My answer? We shouldn’t have started the whole petri dish scenario. But for sure, doing so should be with the intention of bringing the fetus or fetuses to term. IMO, obviously.

If your hypothetical is that this circumstance was created without any realistic options for implanting the fetus or fetuses, then what you have here is, well, a crappy situation, one without clear solutions. And one that was created deliberately and unnecessarily.

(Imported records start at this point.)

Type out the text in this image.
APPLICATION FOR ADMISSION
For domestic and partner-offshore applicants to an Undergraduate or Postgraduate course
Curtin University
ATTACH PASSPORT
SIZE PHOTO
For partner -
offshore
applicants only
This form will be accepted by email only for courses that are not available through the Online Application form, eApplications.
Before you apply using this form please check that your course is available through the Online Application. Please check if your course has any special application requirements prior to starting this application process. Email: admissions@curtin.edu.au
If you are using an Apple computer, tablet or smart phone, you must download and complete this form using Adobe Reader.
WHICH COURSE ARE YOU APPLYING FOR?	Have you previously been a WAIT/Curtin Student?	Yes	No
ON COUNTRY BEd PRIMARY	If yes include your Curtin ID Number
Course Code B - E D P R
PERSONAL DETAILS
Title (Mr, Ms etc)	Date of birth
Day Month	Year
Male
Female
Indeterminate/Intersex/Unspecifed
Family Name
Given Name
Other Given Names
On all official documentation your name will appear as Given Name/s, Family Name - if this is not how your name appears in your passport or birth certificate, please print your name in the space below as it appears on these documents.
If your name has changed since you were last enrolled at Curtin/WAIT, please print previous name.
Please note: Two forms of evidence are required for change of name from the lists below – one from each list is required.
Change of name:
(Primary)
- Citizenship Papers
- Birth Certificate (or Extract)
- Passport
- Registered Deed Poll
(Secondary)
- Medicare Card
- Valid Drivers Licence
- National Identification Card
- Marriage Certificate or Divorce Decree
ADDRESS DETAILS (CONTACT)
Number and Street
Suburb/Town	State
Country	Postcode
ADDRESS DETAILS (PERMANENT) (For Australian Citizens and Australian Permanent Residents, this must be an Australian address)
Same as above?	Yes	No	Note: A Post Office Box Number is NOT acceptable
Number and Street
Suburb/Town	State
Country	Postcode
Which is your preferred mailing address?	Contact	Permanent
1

To answer the other question, we are not required to artificially “force” twins to occur. Having created that scenario, though, we are obliged to respect the distinct entities that have been created. My advice? Let’s not muck around in petri dishes and we can avoid such dilemmas. :wink:

I don’t think so. We don’t make the killing of a teenager a worse crime than the killing of someone 40 years old (all other things being equal). But in either circumstance you’ve destroyed that person’s future and you’ve committed a felony.

In civil suits, of course, a person’s age can be a factor. Wrongful death lawsuits can produce different results if the plaintiff was an “in his prime” wage earner, as opposed to an 85-year-old retiree. So the law does contemplate such distinctions in instances where damages are concerned. Or so I have read.

As a minor note, the mucking around isn’t done just for the heck of it. These procedures are typically specifically sought by women who want very much to become pregnant, but can’t for some medical reason, and to maximize the chance of a successful pregnancy, multiple fertilized embryos are created.

So, is it worth destroying a few dozens microscopic embryos as by-products of one successful pregnancy? Block the use of petri dishes and you deny a child to someone who genuinely wants one.

Though, again, I feel it’s a huge mistake to get into hairsplitting arguments over when, if ever, a fetus becomes a person. The entire debate is irrelevant.